Apparently nothing has been moved or changed, so that would seem to point to either:
a wifi adapter starting to fail, perhaps intermittently, or, possibly
some new source of interference, perhaps closer to the problematic device than others?
I have heard anecdotal reports of things like microwave ovens interfering with wifi, but never seen any such behavior myself…
I can confirm that anecdotally, since I had a wifi router which would be jammed by the microwave oven (if the router was left to its default wi-fi channel settings).
Interesting. As I said, I have never experienced it. Presumably this can be fixed by changing to a different wifi band, though I have never had to do that.

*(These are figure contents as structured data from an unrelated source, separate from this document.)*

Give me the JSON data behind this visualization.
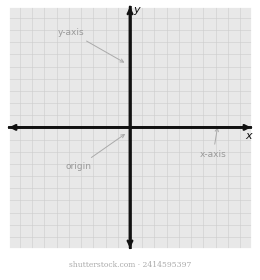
{
  "background_color": "#e8e8e8",
  "grid_color": "#cccccc",
  "axis_color": "#111111",
  "label_color": "#999999",
  "annotation_line_color": "#aaaaaa",
  "grid_linewidth": 0.4,
  "axis_linewidth": 1.8,
  "xlim": [
    -10,
    10
  ],
  "ylim": [
    -10,
    10
  ],
  "grid_step": 1,
  "x_label": "x",
  "y_label": "y",
  "label_yaxis": "y-axis",
  "label_xaxis": "x-axis",
  "label_origin": "origin",
  "label_fontsize": 6.5,
  "axis_label_fontsize": 8,
  "watermark": "shutterstock.com · 2414595397",
  "watermark_fontsize": 5.5,
  "fig_bg": "#ffffff",
  "border_color": "#ffffff",
  "arrow_mutation_scale": 8
}
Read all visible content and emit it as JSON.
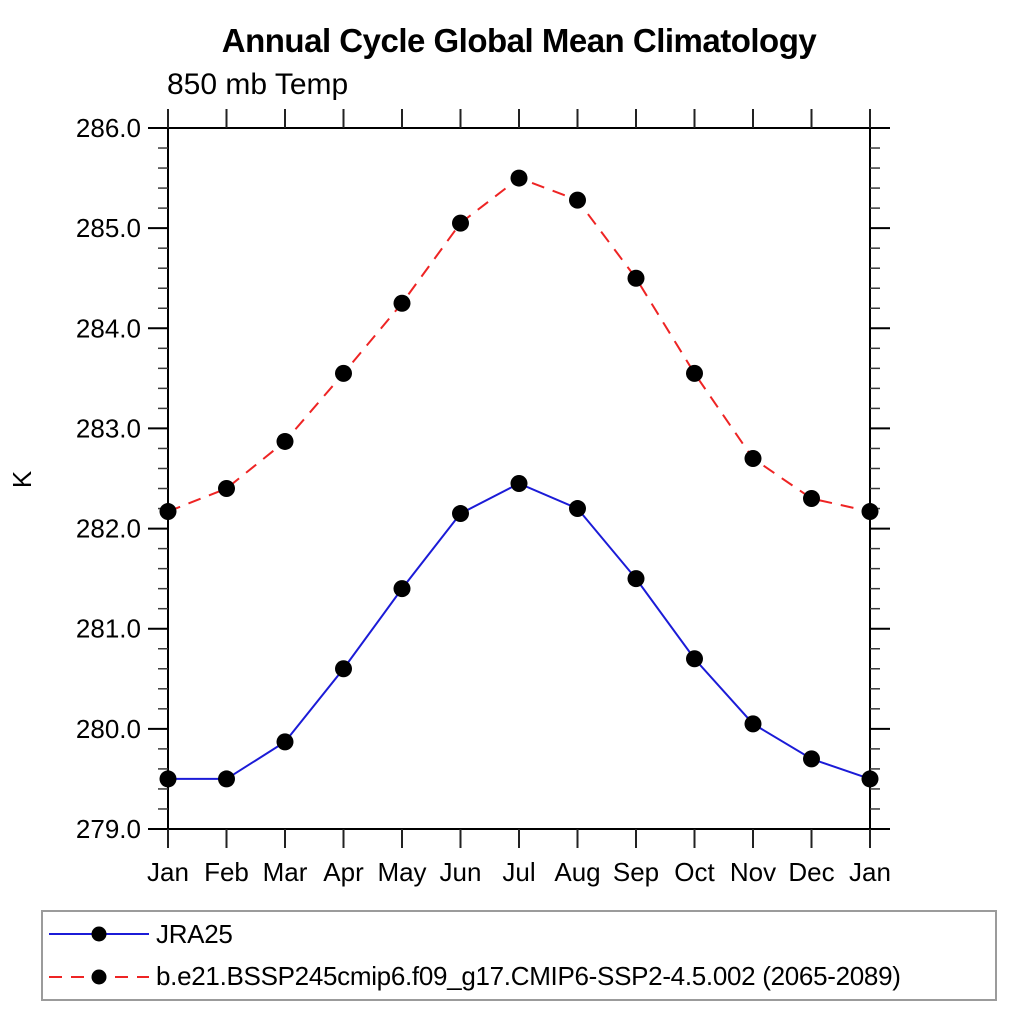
{
  "title": "Annual Cycle Global Mean Climatology",
  "subtitle": "850 mb Temp",
  "chart_data": {
    "type": "line",
    "title": "Annual Cycle Global Mean Climatology",
    "subtitle": "850 mb Temp",
    "xlabel": "",
    "ylabel": "K",
    "x_tick_labels": [
      "Jan",
      "Feb",
      "Mar",
      "Apr",
      "May",
      "Jun",
      "Jul",
      "Aug",
      "Sep",
      "Oct",
      "Nov",
      "Dec",
      "Jan"
    ],
    "y_tick_labels": [
      "279.0",
      "280.0",
      "281.0",
      "282.0",
      "283.0",
      "284.0",
      "285.0",
      "286.0"
    ],
    "ylim": [
      279.0,
      286.0
    ],
    "y_major_step": 1.0,
    "y_minor_step": 0.2,
    "grid": false,
    "legend_position": "bottom-left-box",
    "axis_color": "#000000",
    "marker": "filled-circle",
    "marker_color": "#000000",
    "series": [
      {
        "key": "jra25",
        "name": "JRA25",
        "color": "#1b1bd7",
        "style": "solid",
        "values": [
          279.5,
          279.5,
          279.87,
          280.6,
          281.4,
          282.15,
          282.45,
          282.2,
          281.5,
          280.7,
          280.05,
          279.7,
          279.5
        ]
      },
      {
        "key": "ssp245",
        "name": "b.e21.BSSP245cmip6.f09_g17.CMIP6-SSP2-4.5.002 (2065-2089)",
        "color": "#ee2424",
        "style": "dashed",
        "values": [
          282.17,
          282.4,
          282.87,
          283.55,
          284.25,
          285.05,
          285.5,
          285.28,
          284.5,
          283.55,
          282.7,
          282.3,
          282.17
        ]
      }
    ]
  }
}
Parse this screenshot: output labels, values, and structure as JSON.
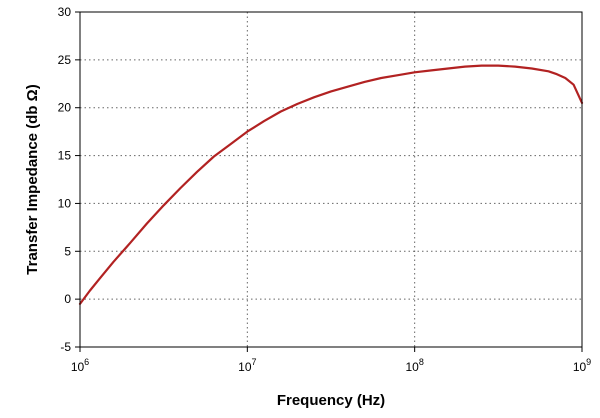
{
  "chart_data": {
    "type": "line",
    "title": "",
    "xlabel": "Frequency (Hz)",
    "ylabel": "Transfer Impedance (db Ω)",
    "xscale": "log",
    "xlim": [
      1000000,
      1000000000
    ],
    "ylim": [
      -5,
      30
    ],
    "grid": true,
    "legend": "none",
    "x_ticks": [
      {
        "value": 1000000,
        "base": "10",
        "exp": "6"
      },
      {
        "value": 10000000,
        "base": "10",
        "exp": "7"
      },
      {
        "value": 100000000,
        "base": "10",
        "exp": "8"
      },
      {
        "value": 1000000000,
        "base": "10",
        "exp": "9"
      }
    ],
    "y_ticks": [
      {
        "value": -5,
        "label": "-5"
      },
      {
        "value": 0,
        "label": "0"
      },
      {
        "value": 5,
        "label": "5"
      },
      {
        "value": 10,
        "label": "10"
      },
      {
        "value": 15,
        "label": "15"
      },
      {
        "value": 20,
        "label": "20"
      },
      {
        "value": 25,
        "label": "25"
      },
      {
        "value": 30,
        "label": "30"
      }
    ],
    "series": [
      {
        "color": "#b22222",
        "x": [
          1000000,
          1148000,
          1318000,
          1585000,
          2000000,
          2512000,
          3162000,
          3981000,
          5012000,
          6310000,
          7943000,
          10000000,
          12590000,
          15850000,
          19950000,
          25120000,
          31620000,
          39810000,
          50120000,
          63100000,
          79430000,
          100000000,
          125900000,
          158500000,
          199500000,
          251200000,
          316200000,
          398100000,
          501200000,
          631000000,
          707900000,
          794300000,
          891300000,
          1000000000
        ],
        "y": [
          -0.5,
          0.9,
          2.2,
          3.9,
          5.9,
          7.9,
          9.8,
          11.6,
          13.3,
          14.9,
          16.2,
          17.5,
          18.6,
          19.6,
          20.4,
          21.1,
          21.7,
          22.2,
          22.7,
          23.1,
          23.4,
          23.7,
          23.9,
          24.1,
          24.3,
          24.4,
          24.4,
          24.3,
          24.1,
          23.8,
          23.5,
          23.1,
          22.4,
          20.5
        ]
      }
    ]
  }
}
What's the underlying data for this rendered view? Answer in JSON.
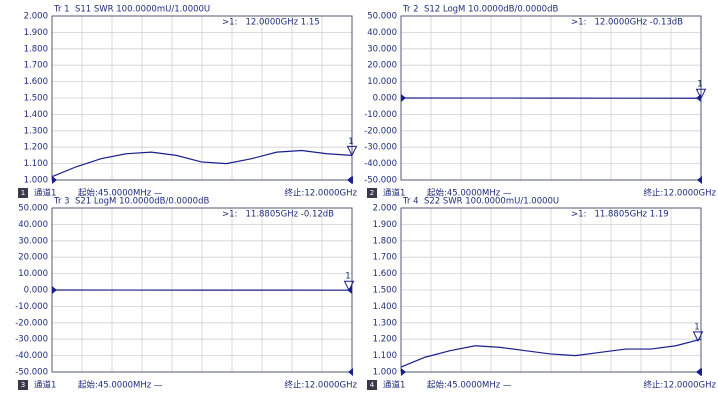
{
  "chart_data": [
    {
      "type": "line",
      "title": "Tr 1  S11 SWR 100.0000mU/1.0000U",
      "readout": ">1:   12.0000GHz 1.15",
      "x": [
        0.045,
        1,
        2,
        3,
        4,
        5,
        6,
        7,
        8,
        9,
        10,
        11,
        12
      ],
      "values": [
        1.02,
        1.08,
        1.13,
        1.16,
        1.17,
        1.15,
        1.11,
        1.1,
        1.13,
        1.17,
        1.18,
        1.16,
        1.15
      ],
      "color": "#1a1f8c",
      "xlim": [
        0.045,
        12
      ],
      "ylim": [
        1,
        2
      ],
      "yticks": [
        {
          "value": 2,
          "label": "2.000"
        },
        {
          "value": 1.9,
          "label": "1.900"
        },
        {
          "value": 1.8,
          "label": "1.800"
        },
        {
          "value": 1.7,
          "label": "1.700"
        },
        {
          "value": 1.6,
          "label": "1.600"
        },
        {
          "value": 1.5,
          "label": "1.500"
        },
        {
          "value": 1.4,
          "label": "1.400"
        },
        {
          "value": 1.3,
          "label": "1.300"
        },
        {
          "value": 1.2,
          "label": "1.200"
        },
        {
          "value": 1.1,
          "label": "1.100"
        },
        {
          "value": 1,
          "label": "1.000"
        }
      ],
      "grid": true,
      "reference": 1,
      "marker": {
        "x": 12,
        "y": 1.15,
        "label": "1"
      },
      "channel_badge": "1",
      "channel": "通道1",
      "start": "起始:45.0000MHz —",
      "stop": "终止:12.0000GHz"
    },
    {
      "type": "line",
      "title": "Tr 2  S12 LogM 10.0000dB/0.0000dB",
      "readout": ">1:   12.0000GHz -0.13dB",
      "x": [
        0.045,
        3,
        6,
        9,
        12
      ],
      "values": [
        0,
        -0.03,
        -0.06,
        -0.1,
        -0.13
      ],
      "color": "#1a1f8c",
      "xlim": [
        0.045,
        12
      ],
      "ylim": [
        -50,
        50
      ],
      "yticks": [
        {
          "value": 50,
          "label": "50.000"
        },
        {
          "value": 40,
          "label": "40.000"
        },
        {
          "value": 30,
          "label": "30.000"
        },
        {
          "value": 20,
          "label": "20.000"
        },
        {
          "value": 10,
          "label": "10.000"
        },
        {
          "value": 0,
          "label": "0.000"
        },
        {
          "value": -10,
          "label": "-10.000"
        },
        {
          "value": -20,
          "label": "-20.000"
        },
        {
          "value": -30,
          "label": "-30.000"
        },
        {
          "value": -40,
          "label": "-40.000"
        },
        {
          "value": -50,
          "label": "-50.000"
        }
      ],
      "grid": true,
      "reference": 0,
      "marker": {
        "x": 12,
        "y": -0.13,
        "label": "1"
      },
      "channel_badge": "2",
      "channel": "通道1",
      "start": "起始:45.0000MHz —",
      "stop": "终止:12.0000GHz"
    },
    {
      "type": "line",
      "title": "Tr 3  S21 LogM 10.0000dB/0.0000dB",
      "readout": ">1:   11.8805GHz -0.12dB",
      "x": [
        0.045,
        3,
        6,
        9,
        12
      ],
      "values": [
        0,
        -0.03,
        -0.06,
        -0.09,
        -0.12
      ],
      "color": "#1a1f8c",
      "xlim": [
        0.045,
        12
      ],
      "ylim": [
        -50,
        50
      ],
      "yticks": [
        {
          "value": 50,
          "label": "50.000"
        },
        {
          "value": 40,
          "label": "40.000"
        },
        {
          "value": 30,
          "label": "30.000"
        },
        {
          "value": 20,
          "label": "20.000"
        },
        {
          "value": 10,
          "label": "10.000"
        },
        {
          "value": 0,
          "label": "0.000"
        },
        {
          "value": -10,
          "label": "-10.000"
        },
        {
          "value": -20,
          "label": "-20.000"
        },
        {
          "value": -30,
          "label": "-30.000"
        },
        {
          "value": -40,
          "label": "-40.000"
        },
        {
          "value": -50,
          "label": "-50.000"
        }
      ],
      "grid": true,
      "reference": 0,
      "marker": {
        "x": 11.8805,
        "y": -0.12,
        "label": "1"
      },
      "channel_badge": "3",
      "channel": "通道1",
      "start": "起始:45.0000MHz —",
      "stop": "终止:12.0000GHz"
    },
    {
      "type": "line",
      "title": "Tr 4  S22 SWR 100.0000mU/1.0000U",
      "readout": ">1:   11.8805GHz 1.19",
      "x": [
        0.045,
        1,
        2,
        3,
        4,
        5,
        6,
        7,
        8,
        9,
        10,
        11,
        12
      ],
      "values": [
        1.03,
        1.09,
        1.13,
        1.16,
        1.15,
        1.13,
        1.11,
        1.1,
        1.12,
        1.14,
        1.14,
        1.16,
        1.2
      ],
      "color": "#1a1f8c",
      "xlim": [
        0.045,
        12
      ],
      "ylim": [
        1,
        2
      ],
      "yticks": [
        {
          "value": 2,
          "label": "2.000"
        },
        {
          "value": 1.9,
          "label": "1.900"
        },
        {
          "value": 1.8,
          "label": "1.800"
        },
        {
          "value": 1.7,
          "label": "1.700"
        },
        {
          "value": 1.6,
          "label": "1.600"
        },
        {
          "value": 1.5,
          "label": "1.500"
        },
        {
          "value": 1.4,
          "label": "1.400"
        },
        {
          "value": 1.3,
          "label": "1.300"
        },
        {
          "value": 1.2,
          "label": "1.200"
        },
        {
          "value": 1.1,
          "label": "1.100"
        },
        {
          "value": 1,
          "label": "1.000"
        }
      ],
      "grid": true,
      "reference": 1,
      "marker": {
        "x": 11.8805,
        "y": 1.19,
        "label": "1"
      },
      "channel_badge": "4",
      "channel": "通道1",
      "start": "起始:45.0000MHz —",
      "stop": "终止:12.0000GHz"
    }
  ]
}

In Qadgop’s case, one has to wonder: is there anything recently new in the picture?
Not necessarily network related, and maybe not even in your house?
Another aspect: if the slow throughput is related to a specific download source, it’s possible the remote server is throttled or otherwise not pushing data as fast as the receiver can receive.
Even glass doors can cause issues. In one case, the router worked fine but was sitting in a small living room/den. It had old glass doors and whenever they were closed, WiFi speed decreased for devices on that side of the house.
Pretty rare, but an actual issue. I would guess some older heavy wood doors could cause similar issues.
My phone gets WiFi great almost everywhere in the house. The shower wall though pretty well blocks the signal though. So I had to be creative to have WiFi in the bathroom. I think there is a metal mesh involved in the shower wall and that is the problem. A minor Faraday cage effect maybe. I’m honestly unsure, maybe just the ceramic tiles are enough.
Sounds like it may have been a driver problem, then… maybe caused by a previous update?
I’m in two minds about the Windows frequent update habit: it can fix things quickly, but it can break things too. If for example they push out a new driver which hasn’t been well tested with a wide range of devices.
There is something to be said for “if it ain’t broke, don’t fix it”…
Interesting. My wife’s Win 10 computer choked after an update a few weeks ago. I got into safe mode, removed the update, and rebooted, and it worked fine after that. It even fixed her camera which was all blurry. I don’t know that this has anything to do with your problem, but it’s suspicious. What brand of computer do you have?
Microwaves generally operate at 2.45 GHz, rather close to the 2.4 GHz WiFi band.
Going to a 5 GHz band will typically help. I had a dual-band router in my kitchen that I evenutally converted to 5 GHz-only when the microwave started killing my Zoom sessions.